Investigations actively explore the interplay between symmetry, entanglement, and topological order, utilising advanced tools such as Rényi entropy and holographic duality. Researchers demonstrate a growing interest in non-invertible symmetries and their role in creating exotic topological phases, suggesting a deeper connection between mathematical structures and physical phenomena. The emphasis on dissipative systems highlights the importance of understanding how interactions with the environment affect the stability and properties of topological phases, demanding a more realistic and nuanced theoretical approach.

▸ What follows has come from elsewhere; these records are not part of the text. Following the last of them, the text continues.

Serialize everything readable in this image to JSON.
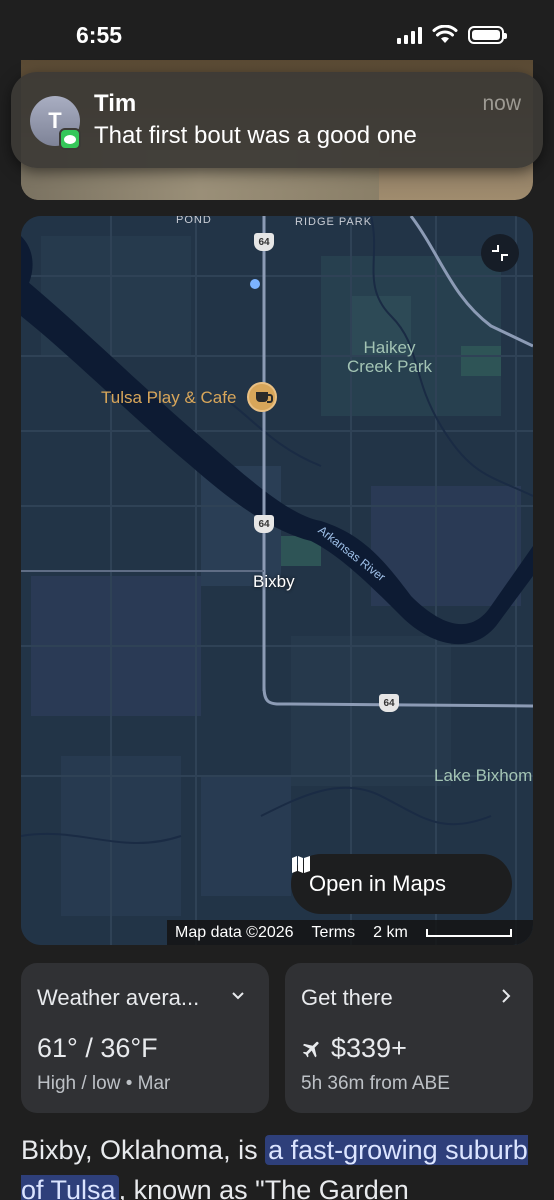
{
  "status_bar": {
    "time": "6:55"
  },
  "notification": {
    "avatar_initial": "T",
    "sender": "Tim",
    "message": "That first bout was a good one",
    "time": "now"
  },
  "map": {
    "labels": {
      "pond": "POND",
      "ridge_park": "RIDGE PARK",
      "haikey_line1": "Haikey",
      "haikey_line2": "Creek Park",
      "poi": "Tulsa Play & Cafe",
      "city": "Bixby",
      "river": "Arkansas River",
      "lake": "Lake Bixhom"
    },
    "route_shields": [
      "64",
      "64",
      "64"
    ],
    "open_maps_label": "Open in Maps",
    "attribution": "Map data ©2026",
    "terms": "Terms",
    "scale": "2 km"
  },
  "cards": {
    "weather": {
      "title": "Weather avera...",
      "temps": "61° / 36°F",
      "detail": "High / low • Mar"
    },
    "travel": {
      "title": "Get there",
      "price": "$339+",
      "detail": "5h 36m from ABE"
    }
  },
  "description": {
    "before": "Bixby, Oklahoma, is ",
    "highlight": "a fast-growing suburb of Tulsa",
    "after": ", known as \"The Garden"
  },
  "colors": {
    "map_water": "#0d1b33",
    "map_land": "#223447",
    "poi": "#d8a65a",
    "highlight": "#2e3f7a"
  }
}
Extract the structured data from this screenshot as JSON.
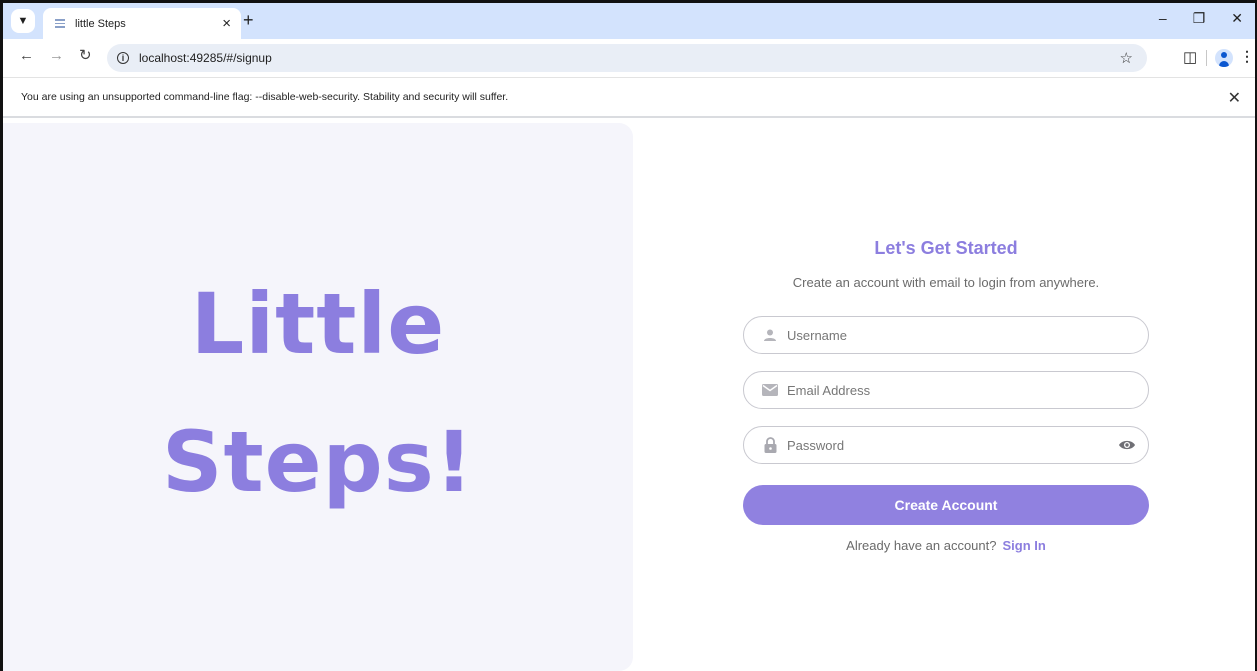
{
  "browser": {
    "tab_title": "little Steps",
    "tab_close": "×",
    "new_tab": "+",
    "url": "localhost:49285/#/signup",
    "controls": {
      "minimize": "–",
      "restore": "❐",
      "close": "✕"
    }
  },
  "infobar": {
    "message": "You are using an unsupported command-line flag: --disable-web-security. Stability and security will suffer.",
    "close": "✕"
  },
  "brand": {
    "line1": "Little",
    "line2": "Steps!"
  },
  "form": {
    "title": "Let's Get Started",
    "subtitle": "Create an account with email to login from anywhere.",
    "username_placeholder": "Username",
    "email_placeholder": "Email Address",
    "password_placeholder": "Password",
    "submit_label": "Create Account",
    "signin_prompt": "Already have an account?",
    "signin_link": "Sign In"
  },
  "icons": {
    "username": "person-icon",
    "email": "mail-icon",
    "password": "lock-icon",
    "visibility": "eye-icon"
  },
  "colors": {
    "accent": "#8c7edf",
    "button": "#9081e0",
    "panel": "#f5f5fb"
  }
}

The research actively establishes a clear link between topological order and quantum error correction, suggesting that the inherent robustness of topological phases can be harnessed to protect quantum information. This connection motivates the development of new topological codes and algorithms for decoding, with a focus on enhancing their resilience to noise and decoherence. The exploration of intrinsically gapless and average SPT phases further expands the landscape of potential applications, promising new breakthroughs in quantum technology.

Future work will likely concentrate on realising these theoretical predictions in physical materials and devices, and investigating the effects of specific types of noise and decoherence on topological properties will be crucial for developing robust quantum technologies. Expanding the classification of mixed-state topological phases and exploring the connection to non-equilibrium criticality represent further avenues for research, and a key direction involves developing experimental probes to directly detect and characterise topological order in mixed states, bridging the gap between theory and experiment.